Riceviamo
dalla nostra freelance Cleopatra e integralmente pubblichiamo
"Le
mie dimissioni sono vere, ma non lascio la politica", scrive Matteo
Renzi su Facebook.
Anche
il NO del 60% degli italiani è vero, anzi verissimo. In un paese normale, una
sonora sconfitta come quella del 4 dicembre avrebbe indotto una persona di buon
senso a ritirarsi quantomeno a vita privata. Non Pinocchio Matteo, arrogante
persino nel discorso di commiato, dopo l'exit-poll del referendum
costituzionale. Una clamorosa quanto dirompente bocciatura allo scardinamento
della Costituzione e all'azione di governo avrebbe auspicabilmente dovuto
imporre una pausa di riflessione al partito di maggioranza. Invece, si è visto
poco o nulla. Passata la buriana, è iniziato il toto - nomi sul successore del
Principe di Rignano. Eredità scomoda, certo. Fatto sta che il nostro Matteo, in
un modo o nell'altro, continuerà a calcare la scena politica italiana.
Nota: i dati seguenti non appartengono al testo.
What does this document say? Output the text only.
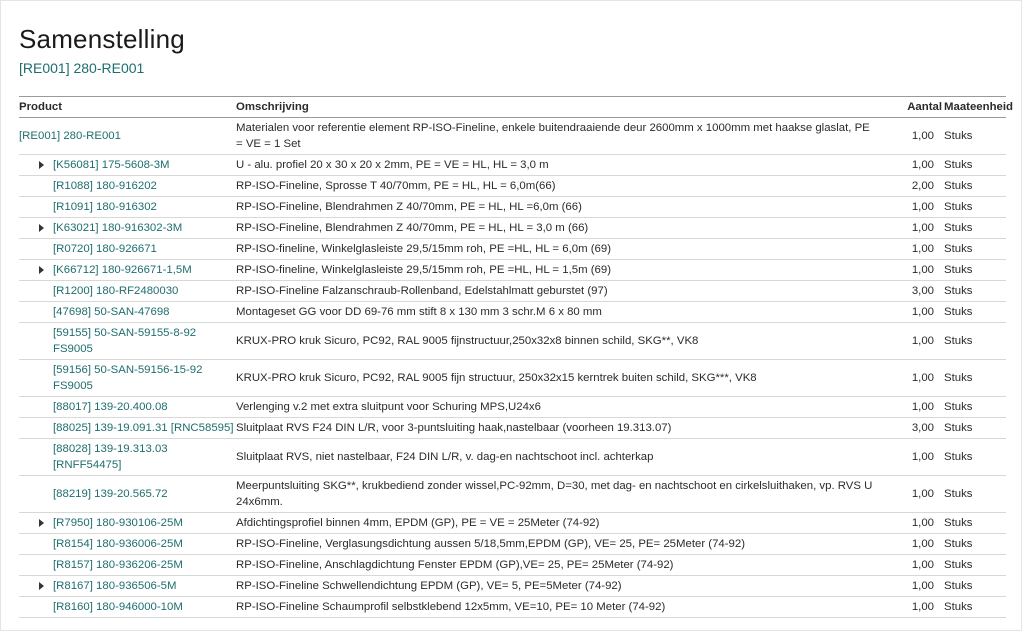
Samenstelling
[RE001] 280-RE001
Product	Omschrijving	Aantal	Maateenheid
[RE001] 280-RE001	Materialen voor referentie element RP-ISO-Fineline, enkele buitendraaiende deur 2600mm x 1000mm met haakse glaslat, PE = VE = 1 Set	1,00	Stuks

[K56081] 175-5608-3M	U - alu. profiel 20 x 30 x 20 x 2mm, PE = VE = HL, HL = 3,0 m	1,00	Stuks
[R1088] 180-916202	RP-ISO-Fineline, Sprosse T 40/70mm, PE = HL, HL = 6,0m(66)	2,00	Stuks
[R1091] 180-916302	RP-ISO-Fineline, Blendrahmen Z 40/70mm, PE = HL, HL =6,0m (66)	1,00	Stuks

[K63021] 180-916302-3M	RP-ISO-Fineline, Blendrahmen Z 40/70mm, PE = HL, HL = 3,0 m (66)	1,00	Stuks
[R0720] 180-926671	RP-ISO-fineline, Winkelglasleiste 29,5/15mm roh, PE =HL, HL = 6,0m (69)	1,00	Stuks

[K66712] 180-926671-1,5M	RP-ISO-fineline, Winkelglasleiste 29,5/15mm roh, PE =HL, HL = 1,5m (69)	1,00	Stuks
[R1200] 180-RF2480030	RP-ISO-Fineline Falzanschraub-Rollenband, Edelstahlmatt geburstet (97)	3,00	Stuks
[47698] 50-SAN-47698	Montageset GG voor DD 69-76 mm stift 8 x 130 mm 3 schr.M 6 x 80 mm	1,00	Stuks
[59155] 50-SAN-59155-8-92 FS9005	KRUX-PRO kruk Sicuro, PC92, RAL 9005 fijnstructuur,250x32x8 binnen schild, SKG**, VK8	1,00	Stuks
[59156] 50-SAN-59156-15-92 FS9005	KRUX-PRO kruk Sicuro, PC92, RAL 9005 fijn structuur, 250x32x15 kerntrek buiten schild, SKG***, VK8	1,00	Stuks
[88017] 139-20.400.08	Verlenging v.2 met extra sluitpunt voor Schuring MPS,U24x6	1,00	Stuks
[88025] 139-19.091.31 [RNC58595]	Sluitplaat RVS F24 DIN L/R, voor 3-puntsluiting haak,nastelbaar (voorheen 19.313.07)	3,00	Stuks
[88028] 139-19.313.03 [RNFF54475]	Sluitplaat RVS, niet nastelbaar, F24 DIN L/R, v. dag-en nachtschoot incl. achterkap	1,00	Stuks
[88219] 139-20.565.72	Meerpuntsluiting SKG**, krukbediend zonder wissel,PC-92mm, D=30, met dag- en nachtschoot en cirkelsluithaken, vp. RVS U 24x6mm.	1,00	Stuks

[R7950] 180-930106-25M	Afdichtingsprofiel binnen 4mm, EPDM (GP), PE = VE = 25Meter (74-92)	1,00	Stuks
[R8154] 180-936006-25M	RP-ISO-Fineline, Verglasungsdichtung aussen 5/18,5mm,EPDM (GP), VE= 25, PE= 25Meter (74-92)	1,00	Stuks
[R8157] 180-936206-25M	RP-ISO-Fineline, Anschlagdichtung Fenster EPDM (GP),VE= 25, PE= 25Meter (74-92)	1,00	Stuks

[R8167] 180-936506-5M	RP-ISO-Fineline Schwellendichtung EPDM (GP), VE= 5, PE=5Meter (74-92)	1,00	Stuks
[R8160] 180-946000-10M	RP-ISO-Fineline Schaumprofil selbstklebend 12x5mm, VE=10, PE= 10 Meter (74-92)	1,00	Stuks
Tradotto: resterà attaccato alla poltrona come un politico della prima Repubblica
che si rispetti. Idem per il "giglio magico", Fatina Boschi compresa.
Il
PD intanto, incurante della debacle referendaria, si muove in un clima
avvelenato da scontri tra correnti rivali in attesa del congresso, mentre la
sparuta minoranza democratica seguita a vivere da separata in casa. E nel
frattempo la frattura con il mondo reale si fa sempre più insanabile, senza che
la cosa li turbi più di tanto. 18 milioni di italiani hanno votato NO? Problemi
loro, anzi nostri. Domenica scorsa, la gente ha lanciato un messaggio forte e
chiaro, eppure il gioco delle tre carte prosegue. Il turn over degli inquilini
a Palazzo Chigi continua senza ritegno e, piccolo particolare, senza alcuna
ratifica popolare. Fuori Berlusconi (l'ultimo Premier eletto dagli italiani),
dentro Monti. Via Monti, dentro Letta. Defenestrato Letta, si insedia Renzi.
Lascia Renzi, entra Gentiloni, anzi, Renzi travestito da Gentiloni. Sergio
Mattarella come Giorgio Napolitano, dunque. Un file rouge li accomuna: bando a
elezioni, per carità. E' il solito teatrino, insomma: ora ci raccontano che si
deve attendere la sentenza della Consulta sull'Italicum a fine gennaio, che
incombono gli impegni internazionali e che si teme possa esplodere il bubbone
delle banche, Monte dei Paschi in testa. Manca solo il fantasma Formaggino.
Altro che governo ad interim, riforma elettorale e voto subito. Parole, parole,
parole. Cambiano gli attori, ma il film è sempre lo stesso.
Cleopatra,
lunedì 12/12/2016
P.S.
Il Meglio del Peggio vi dà appuntamento a gennaio. Buone Feste a tutti.